Дело в том, что Фламанк ненавидел тестя как чуму, потому что тот был всем тем, чем Фламанк не был — авторитетным, уважаемым и компетентным офицером. И зять очень надеялся, что наградой за передачу сплетен ему будет нынешний пост тестя, когда те, кто не уважает его сейчас за отсутствие определенных качеств, будут вынуждены уважать пост, который он займет. Ну и можно также предположить, что письмо Джона Фламанка носило отчасти упреждающий характер. Ведь его брат Томас был одним из лидеров Корнуольского восстания, казненных перед всем честным народом. Джон вполне обоснованно мог испугаться, что он стал свидетелем более чем смелых речей Конвея, и не посмел о них не донести. Впрочем, своим письмом он ничего не выиграл. Нанфан занимал свой пост до самой смерти в 1507 году, и Фламанк сидел в его тени тихо и ровно. Слегка помог Фламанку с карьерой только кардинал Волси, который, к слову сказать, начал свою духовную карьеру именно как капеллан Нанфана, который и представил его королю.
Новые люди короля
Конвей, в своих панических настроениях, не учел того, что он должен был знать, и чего не знали его собеседники в Кале: сэр Реджинальд Брэй не оставил после себя место пустым, и трон незащищенным. Конвею вовсе не нужно было беспокоиться о том, чтобы иметь верных династии людей рядом с королем, такие люди были, и в количестве. Просто они рапортовали не Конвею, а куда как более влиятельным и менее склонным к паническим настроениям людям.
Не говоря о том, что матушка его величества, занимающаяся масштабными и благочестивыми строительными проектами, никогда не снимала свою сухонькую ручку с пульса созданного, по сути, именно ею королевства. И был ещё Ричард Эмсон, который был правой рукой сэра Реджинальда Брэя, и остался таковой под началом Вилшера, который, благодаря занимаемому посту, мог быть и заметной фигурой, но уж точно не самой влиятельной в своем департаменте. По поводу Эмсона когда-то Варбек припечатал «подлый по рождению и низкий по устремлениям», считая, по-видимому, что сам по себе, без «подлых советников», Генри VII был бы более благородным правителем.
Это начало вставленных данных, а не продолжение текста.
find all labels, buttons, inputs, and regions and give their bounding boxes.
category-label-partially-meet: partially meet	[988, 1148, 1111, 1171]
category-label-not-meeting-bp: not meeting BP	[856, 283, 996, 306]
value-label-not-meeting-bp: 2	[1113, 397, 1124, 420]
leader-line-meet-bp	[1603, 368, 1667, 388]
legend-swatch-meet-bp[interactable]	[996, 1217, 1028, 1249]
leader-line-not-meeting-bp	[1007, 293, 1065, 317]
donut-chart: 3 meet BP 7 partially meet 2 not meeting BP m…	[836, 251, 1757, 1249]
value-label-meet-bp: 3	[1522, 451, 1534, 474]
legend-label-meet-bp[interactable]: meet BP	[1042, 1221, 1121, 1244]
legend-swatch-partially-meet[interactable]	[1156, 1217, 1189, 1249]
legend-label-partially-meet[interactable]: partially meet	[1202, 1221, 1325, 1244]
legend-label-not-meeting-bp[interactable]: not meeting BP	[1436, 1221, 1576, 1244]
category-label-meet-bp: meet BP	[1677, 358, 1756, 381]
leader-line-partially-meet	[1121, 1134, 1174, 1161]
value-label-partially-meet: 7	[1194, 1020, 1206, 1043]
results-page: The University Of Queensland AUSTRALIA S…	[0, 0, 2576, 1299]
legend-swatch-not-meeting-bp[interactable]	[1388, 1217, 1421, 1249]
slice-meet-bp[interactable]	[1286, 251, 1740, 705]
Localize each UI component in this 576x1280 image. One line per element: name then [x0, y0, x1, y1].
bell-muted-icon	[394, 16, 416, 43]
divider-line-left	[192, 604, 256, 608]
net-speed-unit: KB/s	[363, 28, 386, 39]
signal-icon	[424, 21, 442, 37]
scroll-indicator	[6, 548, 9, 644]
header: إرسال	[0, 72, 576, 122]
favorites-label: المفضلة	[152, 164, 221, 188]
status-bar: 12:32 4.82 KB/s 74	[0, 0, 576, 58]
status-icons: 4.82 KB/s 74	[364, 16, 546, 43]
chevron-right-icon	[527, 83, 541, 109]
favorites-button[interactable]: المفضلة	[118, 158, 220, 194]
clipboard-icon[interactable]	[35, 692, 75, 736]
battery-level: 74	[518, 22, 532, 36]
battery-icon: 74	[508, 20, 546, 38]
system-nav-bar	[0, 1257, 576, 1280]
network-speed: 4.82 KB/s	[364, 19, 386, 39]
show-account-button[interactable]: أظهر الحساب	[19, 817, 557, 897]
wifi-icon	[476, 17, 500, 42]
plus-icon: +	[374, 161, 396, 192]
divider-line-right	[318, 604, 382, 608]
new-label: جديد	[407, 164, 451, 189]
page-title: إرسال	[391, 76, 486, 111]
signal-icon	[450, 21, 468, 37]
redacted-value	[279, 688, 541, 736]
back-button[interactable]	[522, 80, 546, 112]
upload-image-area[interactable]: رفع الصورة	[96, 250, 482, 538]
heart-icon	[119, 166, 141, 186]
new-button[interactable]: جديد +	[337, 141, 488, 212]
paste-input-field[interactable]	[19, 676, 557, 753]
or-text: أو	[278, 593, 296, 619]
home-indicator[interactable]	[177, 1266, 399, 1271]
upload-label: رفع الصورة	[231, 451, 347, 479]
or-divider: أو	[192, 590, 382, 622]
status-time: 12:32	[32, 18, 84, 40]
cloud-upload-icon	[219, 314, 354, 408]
Ну, вряд ли Эмсон был уязвлен такой характеристикой, полученной от государственного пленника. Он был юристом и бюрократом до мозга костей, начавшим карьеру ещё при Энтони Вудвилле, и одаренным полезным талантом заводить друзей и знакомых среди людей, имеющих, зачастую, противоположные политические симпатии и принадлежащих к разным сословиям. То есть, людям он нравился, или, как минимум, приятельство с ним считалось полезным. Исключением остались вышеупомянутый Варбек и Ричард III, краткое правление которого было для Эмсона мрачным временем. Впрочем, Эмсону ещё предстояло убедиться, насколько легко его бывшие друзья и покровители пожертвуют его головой «ради общего блага» в начале следующего царствования, но пока он был полезен и в силе.